Saturday, October 27, 2007

Does this Blog make my butt look big?

Nature works to maintain a balance even if, at times, we lose ours.

Here in Norwich CT, a "Dominos" pizza place and a "Curves" fitness center peacefully coexist under one roof. If there is a God, s/he must be amused. We have come as close as we may to a perpetual motion device....one place puts the pounds on your belly and your thighs and backside and the other part helps take it off. And so turns the Great Mandala.

Driving this afternoon to visit "the mall" in Waterford, though not the Waterford known for the crystal but rather for its Speedbowl, passed, on Route 12, another 'strange bedfellows' pairing of businesses: a personal injury attorney sharing the building with a chiropractic service.

A couple more pairings like this and I anticipate we'll soon see the Four Horsemen dismount and open up their own "Apocalyptic Discount Outlet Store", where 'everything must go! No offer refused!'

Walking into the mall I passed TPTG, The Post-Teen Goth.

You know the type even if you don't actually 'see' him anymore:

Hair sort of spiky, but only because during the week he has to comb it down for that job, probably in the audit department of some large corporate operation;
the jeans with the holes/tears at the knees, that are sold that way (remember how loud it would get at your house when you came home after playing with a hole in your chinos or dungarees? Your mom would carry on like they were the last pair of pants on earth even if they were older than your kid brother. She couldn't understand how you could do this to her, again.);
and, of course, the Pale Rider long coat.

Has anyone else, aside from Clint Eastwood, ever worn one of those and pulled it off? I have to concede he also made that poncho in "The Good, Bad and the Ugly" work and not even Ugly Betty has come close on that one. (Of course, Clint had spurs while Betty has braces.)
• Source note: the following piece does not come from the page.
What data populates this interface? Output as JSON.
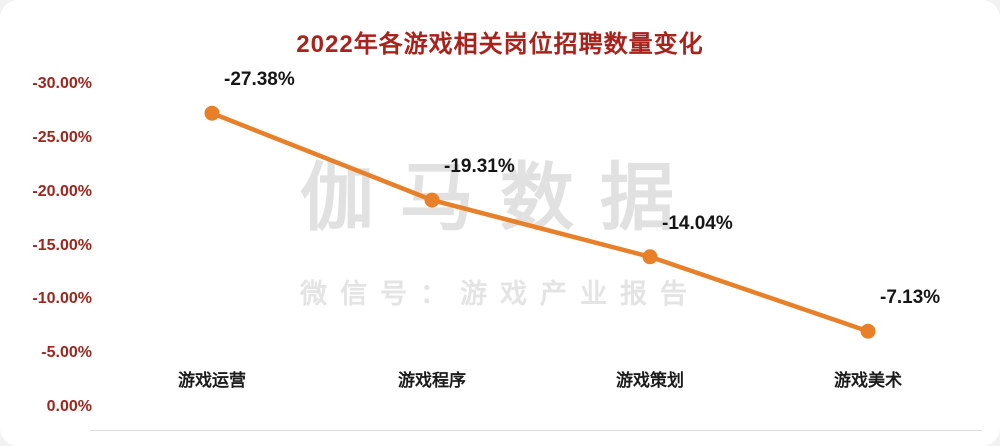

TPTG lives in his parents' partially finished basement and sleeps on a pullout couch.
He has a couple of posters scotch-taped to the concrete walls (Mom doesn't want him ruining the wood paneling she and his Dad have started to put up when they have a few extra dollars); more than likely one of the posters is of Ozzy, post 'Sabs, while the other is of Killswitch or one of the other shriek-bands whose vocalists all sound like fingernails on a chalkboard who lament long and loud at how horrible their lives are. And from where they're yelling, they probably are.

That NONE of his heroes live in anything approaching the style that he does, has never crossed TPTG's mind or he'd be shrieking louder and longer than they are and then ordering a rifle scope via the Internet.

I'm by myself on a Saturday afternoon because my daughter, home from college for the weekend, is attending, with my wife, the marriage of someone they both worked with back when I had more hair than scalp on my head and the Norwichtown Mall had more stores than mall-walkers (and it has less than a half dozen of the latter-you do the math).
I had a bit more candy earlier, those 'Starburst' chews sneak up on you, than my type II diabetes is comfortable with so I need to walk off the sugar rush, and it's pouring outside.

Indoor malls of America, unless they're located in Norwich, CT, are like village greens where everyone you know, or would like to know (and a few you'd rather not know) all meet.

I've often wondered if it would make more sense to move most of the apparatus that is the municipal government of Norwich, the departments and service agencies, etal, into the Norwichtown Mall, as there's literally acres of space. Acknowledge the inevitable and get it out of the way. Then we can stop the"Search for the Guilty" part of the problem-solving exercise and proceed directly to the "Solutions" portion of our program. And we could then offer meaningful rehab activities for those suffering from TPTG and other maladies of our age.